The goal of this section is to consider issues related to the CLO assets and asset managers which could affect repayment of CLOs.

Underlying assets

  • Defining the underlying assets
  • Identifying the key variables which impact likelihood of default and recovery
  • Assessing asset credit quality
  • Default probability: the use of credit ratings, calculating WARF (weighted average rating factor)
  • Recovery rate: examining asset security and adjustments to standard assumptions.
  • Impact of covenant-lite loans
  • Importance of diversification
  • Asset concentration and correlation
  • Cash flow analysis: understanding portfolio credit quality under various stress scenarios
  • Exercise: using the Portfolio Credit Model to understand sensitivity in portfolio credit risk.

Asset manager

  • Scope of manager's role
  • Methodology for assessing CLO asset managers
  • Key man risk
  • Management replacement provisions.

Structure

The goal of this section is to understand how the features of CLO transactions address repayment risk and provide returns to investors.

Credit enhancement

  • The role of credit enhancement: loss allocation
  • Sizing: how the level of credit enhancement is determined for the target ratings.

Note profile

  • Terms and conditions
  • Ramp up, reinvestment and amortization periods
  • Class X: the role of excess spread
  • Waterfall structures: protecting priority of payments
  • Unravelling payment flows: sources, applications and redistribution of funds
  • Expected and legal maturity; extension risk, optional redemption features
  • Exercise: Unravelling waterfall structures.

Structural safeguards

  • Target portfolio characteristics and managing to dynamic collateral quality tests
  • Coverage tests (OC and IC): rationale, definitions and implications
  • Events of default; liquidations
  • Understanding sales, trading and reinvestment criteria and controls
  • Counterparty risk
  • Exercise: Examining CLO coverage tests
  • Exercise: Evaluating Structural Features of CLOs.

Legal framework

  • Bankruptcy remoteness and non-consolidation
  • Validity of transfer/perfection of security
  • Regulatory issues: risk retention proposals, Foreign Account Tax Compliance Act.

Market Conditions

  • Relative value: comparing returns across asset classes
  • Current market topics: CLOs going static, asset manager consolidation
  • CLO market performance.

Monitoring Performance

The goal of this section is to highlight the on-going evaluation of CLO programs.

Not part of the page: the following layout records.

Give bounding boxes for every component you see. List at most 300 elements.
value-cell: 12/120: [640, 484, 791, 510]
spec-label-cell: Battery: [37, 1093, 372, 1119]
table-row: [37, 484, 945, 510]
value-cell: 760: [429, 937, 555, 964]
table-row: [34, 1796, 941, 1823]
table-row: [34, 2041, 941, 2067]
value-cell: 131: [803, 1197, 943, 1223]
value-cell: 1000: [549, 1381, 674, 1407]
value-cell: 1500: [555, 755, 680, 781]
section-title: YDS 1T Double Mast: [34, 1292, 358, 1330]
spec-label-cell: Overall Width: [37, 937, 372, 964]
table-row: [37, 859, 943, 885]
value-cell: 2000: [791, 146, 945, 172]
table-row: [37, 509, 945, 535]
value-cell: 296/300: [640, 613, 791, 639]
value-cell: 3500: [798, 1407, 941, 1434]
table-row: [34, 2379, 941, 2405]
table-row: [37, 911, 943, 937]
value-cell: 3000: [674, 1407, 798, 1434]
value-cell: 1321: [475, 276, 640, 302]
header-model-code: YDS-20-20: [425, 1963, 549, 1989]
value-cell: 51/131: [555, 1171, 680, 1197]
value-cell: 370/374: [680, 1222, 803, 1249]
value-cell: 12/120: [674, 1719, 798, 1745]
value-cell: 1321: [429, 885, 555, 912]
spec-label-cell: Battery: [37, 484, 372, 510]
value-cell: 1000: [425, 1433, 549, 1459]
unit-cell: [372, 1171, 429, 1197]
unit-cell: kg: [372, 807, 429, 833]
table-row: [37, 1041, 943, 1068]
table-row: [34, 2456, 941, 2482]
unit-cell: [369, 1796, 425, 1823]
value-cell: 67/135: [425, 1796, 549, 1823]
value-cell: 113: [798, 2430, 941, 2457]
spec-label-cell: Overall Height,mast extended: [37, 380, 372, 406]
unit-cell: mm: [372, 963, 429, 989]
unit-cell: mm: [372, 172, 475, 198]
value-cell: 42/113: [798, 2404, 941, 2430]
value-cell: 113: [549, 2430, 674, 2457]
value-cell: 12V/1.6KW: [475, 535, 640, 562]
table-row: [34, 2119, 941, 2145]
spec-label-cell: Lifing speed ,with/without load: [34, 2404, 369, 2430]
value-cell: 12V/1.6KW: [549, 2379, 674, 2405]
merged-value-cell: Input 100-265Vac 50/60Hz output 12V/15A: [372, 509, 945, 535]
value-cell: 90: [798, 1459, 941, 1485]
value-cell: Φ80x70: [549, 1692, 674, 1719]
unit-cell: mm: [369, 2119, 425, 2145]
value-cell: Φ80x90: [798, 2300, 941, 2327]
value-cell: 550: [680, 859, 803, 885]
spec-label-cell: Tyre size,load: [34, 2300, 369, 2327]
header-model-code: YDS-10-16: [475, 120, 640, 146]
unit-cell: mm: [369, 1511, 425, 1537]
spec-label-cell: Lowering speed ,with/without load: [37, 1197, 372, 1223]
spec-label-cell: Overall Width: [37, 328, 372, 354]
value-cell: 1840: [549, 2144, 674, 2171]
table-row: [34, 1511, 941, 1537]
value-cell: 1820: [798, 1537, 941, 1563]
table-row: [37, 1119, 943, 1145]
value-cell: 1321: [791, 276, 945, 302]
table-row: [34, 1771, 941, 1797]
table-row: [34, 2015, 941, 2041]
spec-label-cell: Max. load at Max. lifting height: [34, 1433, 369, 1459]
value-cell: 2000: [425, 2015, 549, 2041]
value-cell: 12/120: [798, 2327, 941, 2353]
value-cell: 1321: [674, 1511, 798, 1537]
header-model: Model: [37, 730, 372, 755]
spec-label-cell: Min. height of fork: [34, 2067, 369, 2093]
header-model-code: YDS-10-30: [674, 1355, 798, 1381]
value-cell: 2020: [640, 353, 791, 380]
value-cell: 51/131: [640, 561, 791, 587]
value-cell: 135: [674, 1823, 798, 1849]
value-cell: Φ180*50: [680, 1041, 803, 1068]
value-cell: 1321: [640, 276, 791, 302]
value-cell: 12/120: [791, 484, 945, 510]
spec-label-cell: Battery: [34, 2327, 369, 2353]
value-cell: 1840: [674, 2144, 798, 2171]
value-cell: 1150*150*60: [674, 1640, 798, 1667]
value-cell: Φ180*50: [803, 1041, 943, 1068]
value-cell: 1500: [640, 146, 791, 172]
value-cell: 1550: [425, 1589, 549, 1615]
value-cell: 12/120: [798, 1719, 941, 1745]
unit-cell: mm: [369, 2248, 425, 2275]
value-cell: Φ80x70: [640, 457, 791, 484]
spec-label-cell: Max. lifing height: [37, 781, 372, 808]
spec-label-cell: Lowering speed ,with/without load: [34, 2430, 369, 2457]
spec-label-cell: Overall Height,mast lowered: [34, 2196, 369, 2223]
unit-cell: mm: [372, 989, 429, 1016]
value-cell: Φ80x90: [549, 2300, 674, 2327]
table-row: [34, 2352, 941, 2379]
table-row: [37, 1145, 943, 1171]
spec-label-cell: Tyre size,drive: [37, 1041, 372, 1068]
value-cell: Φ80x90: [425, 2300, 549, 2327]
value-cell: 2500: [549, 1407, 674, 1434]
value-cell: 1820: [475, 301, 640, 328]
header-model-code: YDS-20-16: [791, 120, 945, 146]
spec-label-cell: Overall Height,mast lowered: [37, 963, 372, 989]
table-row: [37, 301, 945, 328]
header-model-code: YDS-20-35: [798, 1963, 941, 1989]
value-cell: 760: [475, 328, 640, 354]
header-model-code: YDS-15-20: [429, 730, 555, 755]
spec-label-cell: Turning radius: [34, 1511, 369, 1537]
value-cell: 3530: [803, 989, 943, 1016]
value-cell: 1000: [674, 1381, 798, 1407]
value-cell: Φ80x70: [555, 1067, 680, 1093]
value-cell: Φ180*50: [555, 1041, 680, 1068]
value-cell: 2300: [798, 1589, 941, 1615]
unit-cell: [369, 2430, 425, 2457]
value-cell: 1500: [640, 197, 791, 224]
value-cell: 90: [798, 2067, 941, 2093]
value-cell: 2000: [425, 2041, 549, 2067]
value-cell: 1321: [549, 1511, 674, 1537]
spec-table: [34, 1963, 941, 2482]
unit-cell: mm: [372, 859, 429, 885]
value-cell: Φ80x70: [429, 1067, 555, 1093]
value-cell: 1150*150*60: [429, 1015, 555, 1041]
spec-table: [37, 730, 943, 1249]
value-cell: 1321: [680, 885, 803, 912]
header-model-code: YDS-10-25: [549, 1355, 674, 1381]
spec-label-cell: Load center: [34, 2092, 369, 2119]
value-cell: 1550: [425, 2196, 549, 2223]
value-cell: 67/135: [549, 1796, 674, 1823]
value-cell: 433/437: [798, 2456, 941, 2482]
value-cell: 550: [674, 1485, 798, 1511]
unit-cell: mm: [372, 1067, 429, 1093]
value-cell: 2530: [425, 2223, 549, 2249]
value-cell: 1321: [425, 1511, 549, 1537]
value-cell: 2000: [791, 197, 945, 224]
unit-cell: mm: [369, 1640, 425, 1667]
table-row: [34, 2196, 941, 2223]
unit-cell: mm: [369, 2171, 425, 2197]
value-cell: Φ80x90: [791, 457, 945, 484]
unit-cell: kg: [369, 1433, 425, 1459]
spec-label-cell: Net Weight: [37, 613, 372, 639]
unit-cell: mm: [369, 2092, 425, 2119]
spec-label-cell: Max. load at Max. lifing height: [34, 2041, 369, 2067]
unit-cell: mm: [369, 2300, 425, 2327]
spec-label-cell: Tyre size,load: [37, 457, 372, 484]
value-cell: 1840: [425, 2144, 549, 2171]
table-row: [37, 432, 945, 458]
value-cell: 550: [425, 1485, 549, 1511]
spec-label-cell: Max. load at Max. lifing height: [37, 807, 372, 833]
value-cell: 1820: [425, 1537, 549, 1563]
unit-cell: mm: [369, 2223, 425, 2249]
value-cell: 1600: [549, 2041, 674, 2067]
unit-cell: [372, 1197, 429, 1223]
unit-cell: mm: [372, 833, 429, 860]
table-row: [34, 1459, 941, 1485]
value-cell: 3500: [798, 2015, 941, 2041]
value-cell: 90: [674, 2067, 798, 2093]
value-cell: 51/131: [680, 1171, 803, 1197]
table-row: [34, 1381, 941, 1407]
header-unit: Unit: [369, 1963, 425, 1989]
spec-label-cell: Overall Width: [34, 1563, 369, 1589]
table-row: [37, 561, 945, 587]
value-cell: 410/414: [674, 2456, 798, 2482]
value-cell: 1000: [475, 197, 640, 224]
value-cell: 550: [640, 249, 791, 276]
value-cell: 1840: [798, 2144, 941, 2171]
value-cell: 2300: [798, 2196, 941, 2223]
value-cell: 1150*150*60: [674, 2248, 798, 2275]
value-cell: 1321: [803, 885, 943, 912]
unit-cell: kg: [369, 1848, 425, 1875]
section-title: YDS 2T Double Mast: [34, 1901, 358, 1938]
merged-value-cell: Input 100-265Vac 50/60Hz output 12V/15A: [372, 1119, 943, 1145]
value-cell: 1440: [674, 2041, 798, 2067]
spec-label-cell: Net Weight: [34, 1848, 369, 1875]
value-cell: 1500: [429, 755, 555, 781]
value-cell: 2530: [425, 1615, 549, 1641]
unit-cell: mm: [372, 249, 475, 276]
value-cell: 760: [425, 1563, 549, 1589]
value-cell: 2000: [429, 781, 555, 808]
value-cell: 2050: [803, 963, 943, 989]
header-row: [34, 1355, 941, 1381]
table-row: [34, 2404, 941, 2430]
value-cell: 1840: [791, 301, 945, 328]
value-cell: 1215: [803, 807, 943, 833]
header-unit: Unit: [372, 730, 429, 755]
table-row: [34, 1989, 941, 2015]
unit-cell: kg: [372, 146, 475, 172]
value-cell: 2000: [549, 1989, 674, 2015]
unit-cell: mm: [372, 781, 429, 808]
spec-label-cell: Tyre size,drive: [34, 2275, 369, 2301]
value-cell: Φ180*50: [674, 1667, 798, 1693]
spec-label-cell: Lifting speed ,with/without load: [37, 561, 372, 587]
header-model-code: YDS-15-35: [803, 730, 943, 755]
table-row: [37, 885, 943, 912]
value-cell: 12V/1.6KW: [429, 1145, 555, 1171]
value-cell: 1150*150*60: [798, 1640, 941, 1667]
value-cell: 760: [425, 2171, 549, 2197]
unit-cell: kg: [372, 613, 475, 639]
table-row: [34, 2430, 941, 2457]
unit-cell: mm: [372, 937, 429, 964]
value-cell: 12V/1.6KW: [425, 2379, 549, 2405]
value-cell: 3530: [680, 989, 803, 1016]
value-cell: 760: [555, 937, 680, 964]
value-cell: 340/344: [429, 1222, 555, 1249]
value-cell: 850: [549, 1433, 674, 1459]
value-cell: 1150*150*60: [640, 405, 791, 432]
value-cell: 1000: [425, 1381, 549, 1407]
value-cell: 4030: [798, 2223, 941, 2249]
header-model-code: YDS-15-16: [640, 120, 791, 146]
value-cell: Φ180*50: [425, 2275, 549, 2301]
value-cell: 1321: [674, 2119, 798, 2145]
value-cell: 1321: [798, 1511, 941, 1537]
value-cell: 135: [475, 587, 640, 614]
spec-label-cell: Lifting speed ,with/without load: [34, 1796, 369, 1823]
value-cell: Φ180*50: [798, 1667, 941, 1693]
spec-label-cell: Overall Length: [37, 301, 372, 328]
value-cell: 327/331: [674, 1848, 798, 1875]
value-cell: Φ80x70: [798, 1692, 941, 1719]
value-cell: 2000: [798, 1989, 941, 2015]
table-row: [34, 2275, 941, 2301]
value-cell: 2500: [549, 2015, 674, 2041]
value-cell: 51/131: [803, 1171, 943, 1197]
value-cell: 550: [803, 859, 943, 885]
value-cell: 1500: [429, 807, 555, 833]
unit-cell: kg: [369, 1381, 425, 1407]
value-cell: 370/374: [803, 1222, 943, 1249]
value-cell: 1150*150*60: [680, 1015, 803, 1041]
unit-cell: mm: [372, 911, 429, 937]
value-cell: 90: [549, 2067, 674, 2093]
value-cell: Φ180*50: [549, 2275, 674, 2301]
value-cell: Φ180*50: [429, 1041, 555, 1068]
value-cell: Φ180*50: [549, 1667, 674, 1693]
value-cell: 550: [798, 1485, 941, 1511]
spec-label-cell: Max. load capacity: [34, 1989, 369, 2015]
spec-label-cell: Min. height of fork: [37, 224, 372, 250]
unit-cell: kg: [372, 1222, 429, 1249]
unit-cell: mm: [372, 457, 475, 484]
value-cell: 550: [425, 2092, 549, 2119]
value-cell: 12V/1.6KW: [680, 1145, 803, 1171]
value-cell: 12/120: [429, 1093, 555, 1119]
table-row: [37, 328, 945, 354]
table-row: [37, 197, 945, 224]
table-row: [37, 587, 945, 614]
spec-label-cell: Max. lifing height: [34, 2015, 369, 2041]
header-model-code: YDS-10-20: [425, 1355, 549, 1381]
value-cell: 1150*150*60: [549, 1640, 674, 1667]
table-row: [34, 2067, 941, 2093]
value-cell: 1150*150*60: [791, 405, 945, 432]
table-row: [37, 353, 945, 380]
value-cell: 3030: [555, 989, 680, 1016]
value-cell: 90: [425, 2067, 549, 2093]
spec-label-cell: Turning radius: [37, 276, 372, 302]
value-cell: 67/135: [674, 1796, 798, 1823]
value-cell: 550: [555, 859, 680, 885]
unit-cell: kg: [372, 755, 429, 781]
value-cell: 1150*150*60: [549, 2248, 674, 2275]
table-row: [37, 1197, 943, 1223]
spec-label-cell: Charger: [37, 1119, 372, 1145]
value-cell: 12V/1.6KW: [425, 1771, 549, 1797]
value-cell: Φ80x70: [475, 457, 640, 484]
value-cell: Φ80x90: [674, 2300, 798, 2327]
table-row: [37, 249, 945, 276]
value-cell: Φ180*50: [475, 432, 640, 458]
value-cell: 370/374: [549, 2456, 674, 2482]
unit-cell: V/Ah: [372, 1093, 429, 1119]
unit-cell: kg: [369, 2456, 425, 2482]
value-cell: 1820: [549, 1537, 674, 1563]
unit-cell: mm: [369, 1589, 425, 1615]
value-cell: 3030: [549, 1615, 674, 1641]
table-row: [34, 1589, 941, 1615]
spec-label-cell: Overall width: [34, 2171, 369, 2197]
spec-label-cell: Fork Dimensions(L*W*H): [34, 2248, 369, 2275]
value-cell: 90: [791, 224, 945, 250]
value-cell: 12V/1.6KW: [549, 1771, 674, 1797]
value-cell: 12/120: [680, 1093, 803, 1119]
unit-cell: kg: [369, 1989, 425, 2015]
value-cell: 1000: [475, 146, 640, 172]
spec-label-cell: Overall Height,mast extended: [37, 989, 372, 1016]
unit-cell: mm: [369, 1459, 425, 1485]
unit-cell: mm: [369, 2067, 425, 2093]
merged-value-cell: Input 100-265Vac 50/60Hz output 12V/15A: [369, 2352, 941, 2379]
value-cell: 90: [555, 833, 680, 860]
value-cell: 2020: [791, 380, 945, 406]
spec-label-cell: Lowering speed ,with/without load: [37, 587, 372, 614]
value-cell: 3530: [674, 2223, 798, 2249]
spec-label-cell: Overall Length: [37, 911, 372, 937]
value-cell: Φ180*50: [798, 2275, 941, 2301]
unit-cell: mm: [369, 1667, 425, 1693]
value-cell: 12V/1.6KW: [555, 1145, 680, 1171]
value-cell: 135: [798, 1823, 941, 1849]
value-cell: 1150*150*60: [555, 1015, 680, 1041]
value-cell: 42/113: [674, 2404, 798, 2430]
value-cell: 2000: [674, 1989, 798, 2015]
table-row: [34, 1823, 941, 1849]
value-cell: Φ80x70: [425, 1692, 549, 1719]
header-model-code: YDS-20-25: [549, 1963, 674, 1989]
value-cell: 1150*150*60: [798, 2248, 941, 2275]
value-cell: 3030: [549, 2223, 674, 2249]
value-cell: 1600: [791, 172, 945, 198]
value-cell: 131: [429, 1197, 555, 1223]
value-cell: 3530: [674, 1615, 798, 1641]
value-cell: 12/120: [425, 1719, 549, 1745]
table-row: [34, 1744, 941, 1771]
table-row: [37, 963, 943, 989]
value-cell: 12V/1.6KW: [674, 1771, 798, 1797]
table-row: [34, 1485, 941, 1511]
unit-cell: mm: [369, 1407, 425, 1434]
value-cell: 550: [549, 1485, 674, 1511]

  • Timely and adequate reporting
  • Tracking portfolio changes and performance
  • Asset defaults, restructurings and recoveries
  • Surveillance and rating changes: expectations vs. performance through the cycle.

Who should attend

Investors, credit risk managers, issuers, regulators, bankers and other professionals who need to understand the key risks and features of CLOs.